Fresco stores vary more in quality. The flagship locations are excellent, with spacious layouts and well-stocked shelves. Smaller neighborhood Frescos can feel crowded, and stock gaps happen more frequently. Spar stores are consistently mid-range in layout quality: clean, organized, but not exciting. One advantage of Spar is that staff tend to be helpful, and the smaller format means you can get in and out quickly.

Online Delivery Options and Mobile Apps

All three chains offer delivery, but the experience differs. Carrefour’s app is the most polished, with a full product catalog, real-time stock updates, and scheduled delivery windows. Fresco partners with Wolt and Glovo for delivery, which works well in Tbilisi but can be unreliable in smaller cities. Spar also appears on delivery platforms, though their selection online is sometimes limited compared to what’s in-store.
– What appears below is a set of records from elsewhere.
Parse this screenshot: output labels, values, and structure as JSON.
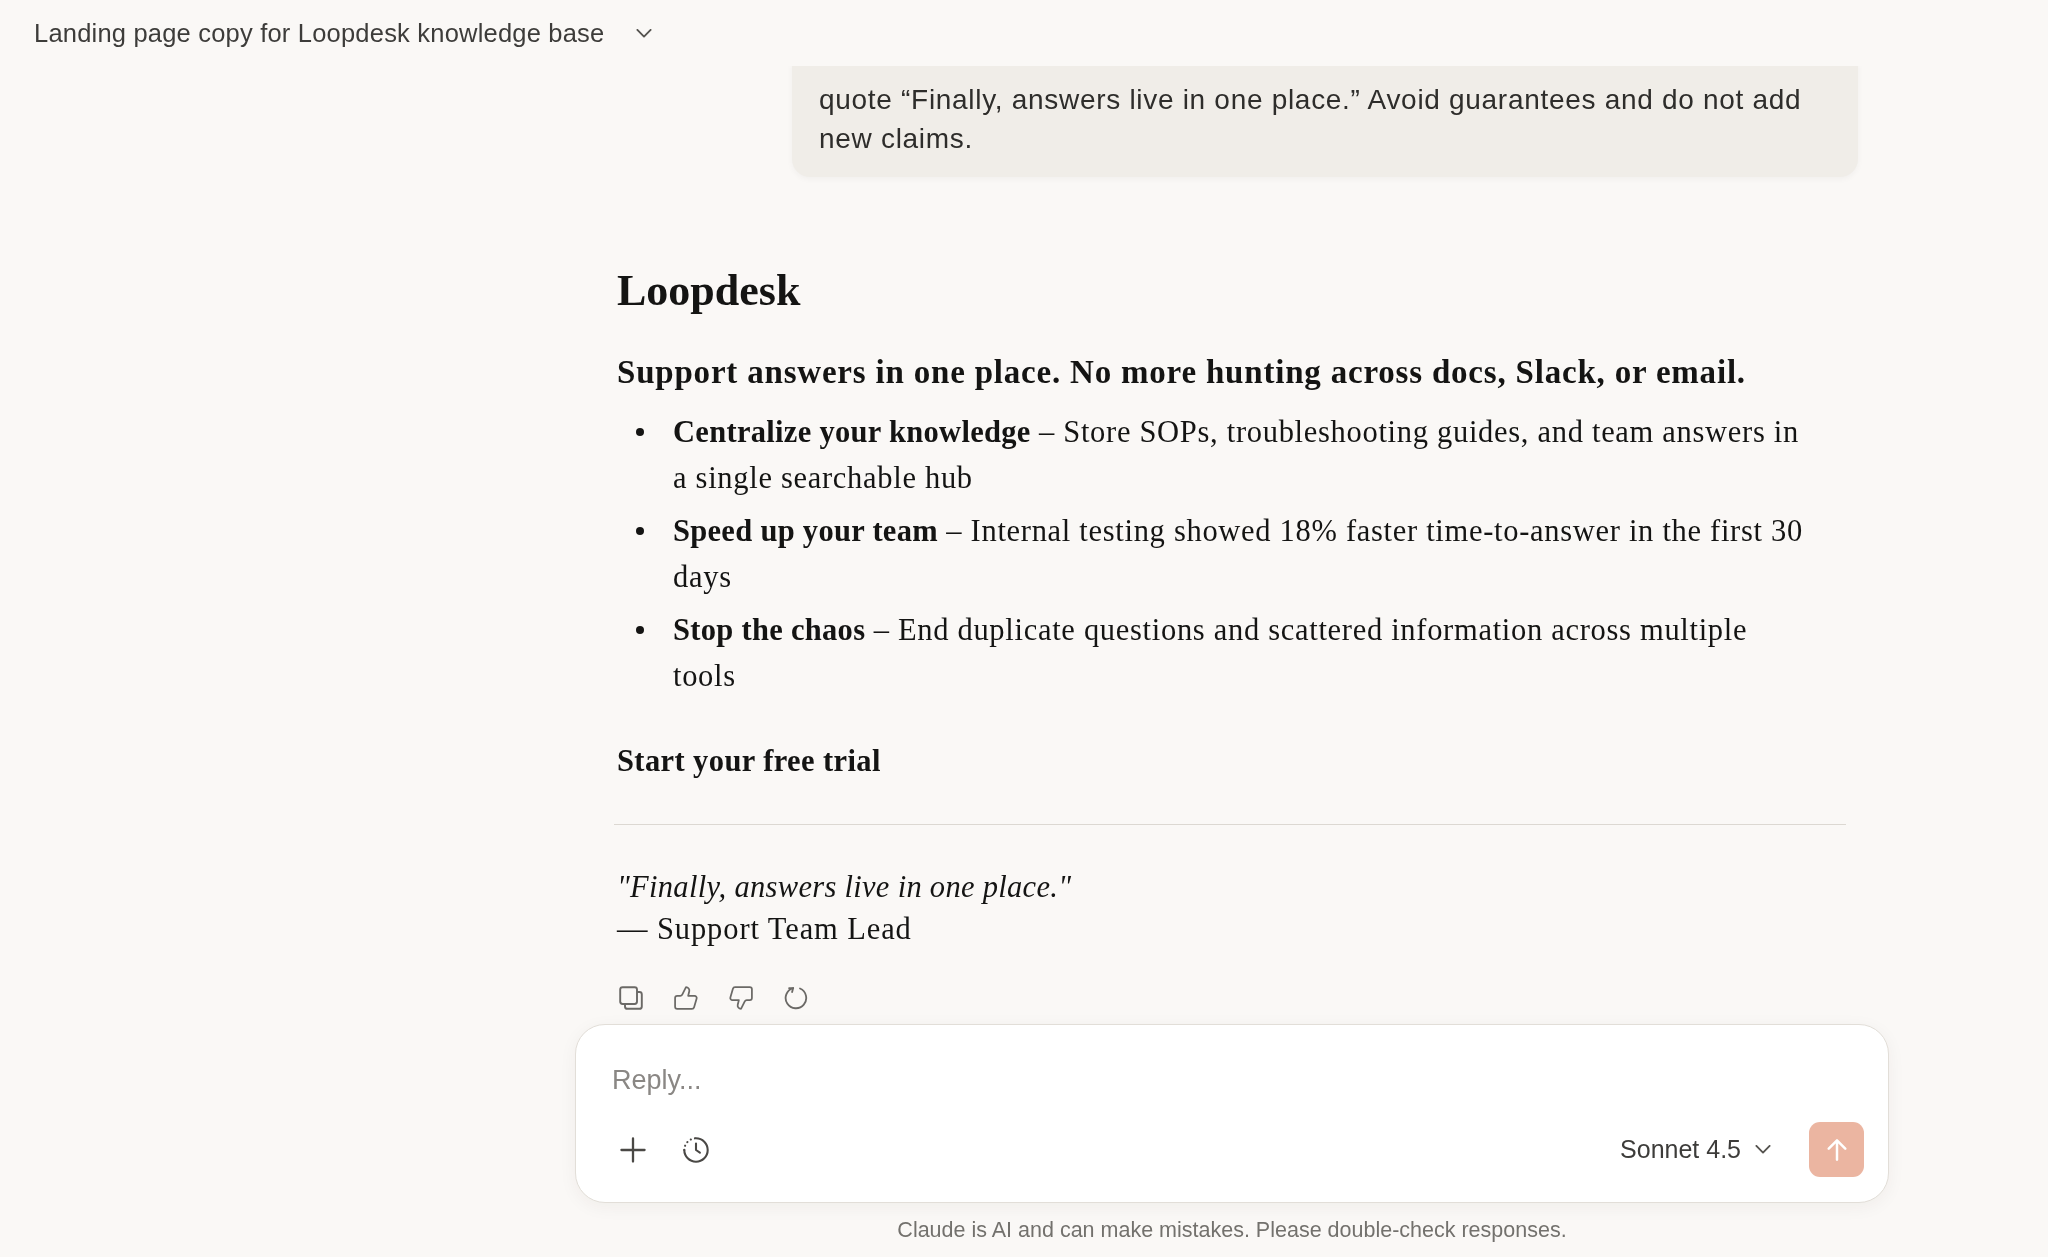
{
  "header": {
    "title": "Landing page copy for Loopdesk knowledge base"
  },
  "user_message": {
    "text": "quote “Finally, answers live in one place.” Avoid guarantees and do not add new claims."
  },
  "response": {
    "heading": "Loopdesk",
    "subheading": "Support answers in one place. No more hunting across docs, Slack, or email.",
    "bullets": [
      "**Centralize your knowledge** – Store SOPs, troubleshooting guides, and team answers in a single searchable hub",
      "**Speed up your team** – Internal testing showed 18% faster time-to-answer in the first 30 days",
      "**Stop the chaos** – End duplicate questions and scattered information across multiple tools"
    ],
    "cta": "Start your free trial",
    "quote": "\"Finally, answers live in one place.\"",
    "attribution": "— Support Team Lead"
  },
  "composer": {
    "placeholder": "Reply...",
    "model": "Sonnet 4.5",
    "send_button": {
      "disabled": true
    }
  },
  "disclaimer": "Claude is AI and can make mistakes. Please double-check responses."
}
For regular grocery delivery, I’d recommend trying Carrefour’s own app first if you value selection and reliability. For quick orders of 10-15 items, Wolt’s integration with Fresco is faster and often cheaper on delivery fees. Keep the Bolt app handy too: not for groceries specifically, but for quick runs to a store when delivery times are long.

Budgeting Tips for Grocery Shopping in Georgia

The single best thing you can do for your grocery budget in Georgia is split your shopping between chains and local bazaars. Buy your produce, herbs, spices, and eggs at the bazaar (Dezerter Bazaar in Tbilisi is the classic choice). Get your staples and dairy at Fresco. Save Carrefour trips for when you need specific imported items or want to take advantage of a MyClub promotion.

Cook Georgian food. This isn’t just cultural advice: it’s financial advice. Georgian cuisine is built around affordable local ingredients. A pot of lobio (bean stew) costs almost nothing to make. Khachapuri ingredients are cheap at any supermarket. When you cook with local products, you sidestep the import markups that inflate prices on foreign brands.

Watch for the seasonal rhythm. Summer and early fall bring the cheapest produce prices of the year. Stock up on tomatoes, peppers, and eggplant for winter preservation if you have the space. Many Georgian families still make their own adjika, tkemali, and pickled vegetables in September and October, and the ingredients are practically given away at bazaars during peak harvest.

A realistic monthly grocery budget for one person in Tbilisi, cooking most meals at home and shopping strategically across Fresco and local markets, sits around 400-600 GEL (roughly $150-225 USD). Add another 100-200 GEL if you regularly buy imported products or eat more Western-style meals. Couples can expect to spend 700-1,000 GEL with comfortable variety.

The Georgian grocery market is evolving fast, with chains competing harder each year on both price and experience. That competition benefits you as a shopper. Stay flexible, compare prices on the items you buy most often, and don’t underestimate the bazaar. Your wallet will thank you, and honestly, so will your taste buds.